Sumner III et al. declared that completion lymph node dissection of both the unexpected site and the regional lymph node basin upstream from it is always mandatory [22]. It is our opinion that in the absence of a parallel drainage to a classical basin revealed at lymphoscintigraphy, in the case of a positive sentinel node in an unexpected site, the elective dissection of these basins may be avoided.

4. Conclusions

The introduction of lymphoscintigraphy and sentinel lymph node biopsy has changed the approach to the staging of lymph node disease in oncology, permitting to identify micrometastatic nodal involvement. In rare cases dynamic lymphoscintigraphy shows sites of lymphatic drainage in nonclassical basins never described in the past when lymphatic drainage was considered only according to the anatomical proximity of the tumor primary site [23, 24]. Despite the different terms used to identify the sentinel node sites in non classical basins, the distinction between “uncommon” and “interval” sentinel node sites may classify all cases of nonclassical lymph node drainage with typical lymphatic pathway and surgical purpose.

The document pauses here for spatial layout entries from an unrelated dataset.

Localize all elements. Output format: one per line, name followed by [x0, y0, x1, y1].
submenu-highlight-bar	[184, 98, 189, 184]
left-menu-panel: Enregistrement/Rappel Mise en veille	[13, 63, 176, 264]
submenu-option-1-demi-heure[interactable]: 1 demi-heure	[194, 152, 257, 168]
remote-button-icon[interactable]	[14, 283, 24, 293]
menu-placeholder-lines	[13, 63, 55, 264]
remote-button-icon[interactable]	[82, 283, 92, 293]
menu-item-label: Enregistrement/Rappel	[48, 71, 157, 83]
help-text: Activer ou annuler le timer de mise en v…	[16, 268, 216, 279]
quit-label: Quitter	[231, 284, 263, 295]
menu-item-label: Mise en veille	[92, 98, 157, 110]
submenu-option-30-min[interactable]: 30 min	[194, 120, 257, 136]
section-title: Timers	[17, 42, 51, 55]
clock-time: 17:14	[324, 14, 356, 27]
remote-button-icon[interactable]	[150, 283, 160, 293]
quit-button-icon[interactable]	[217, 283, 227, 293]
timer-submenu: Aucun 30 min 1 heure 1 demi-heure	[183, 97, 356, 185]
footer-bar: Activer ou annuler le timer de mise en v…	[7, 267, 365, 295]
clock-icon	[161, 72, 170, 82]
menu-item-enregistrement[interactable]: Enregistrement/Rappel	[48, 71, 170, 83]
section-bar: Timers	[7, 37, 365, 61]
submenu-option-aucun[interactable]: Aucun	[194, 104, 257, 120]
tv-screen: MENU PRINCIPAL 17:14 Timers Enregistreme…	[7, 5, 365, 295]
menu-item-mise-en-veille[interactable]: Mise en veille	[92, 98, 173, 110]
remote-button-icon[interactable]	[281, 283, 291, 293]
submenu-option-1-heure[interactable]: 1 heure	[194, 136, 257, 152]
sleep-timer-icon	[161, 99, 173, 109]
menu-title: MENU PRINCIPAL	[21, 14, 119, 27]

For the uncommon sentinel node sites, like popliteal or epitrochlear, an elective dissection may be adopted, to avoid a reoperation in case of a positive sentinel node. Both for uncommon and interval tumor-positive sentinel node, the extension of surgical dissection to the nearest classical basin remains controversial but may be avoided when there is no other parallel basin of drainage identified at lymphoscintigraphy. This may be true especially for interval sites that might be considered completely ripped from the nearest classical basin. For uncommon/interval intraabdominal or intrathoracic sentinel sites, the biopsy may be avoided in favor of careful followup with clinical imaging method.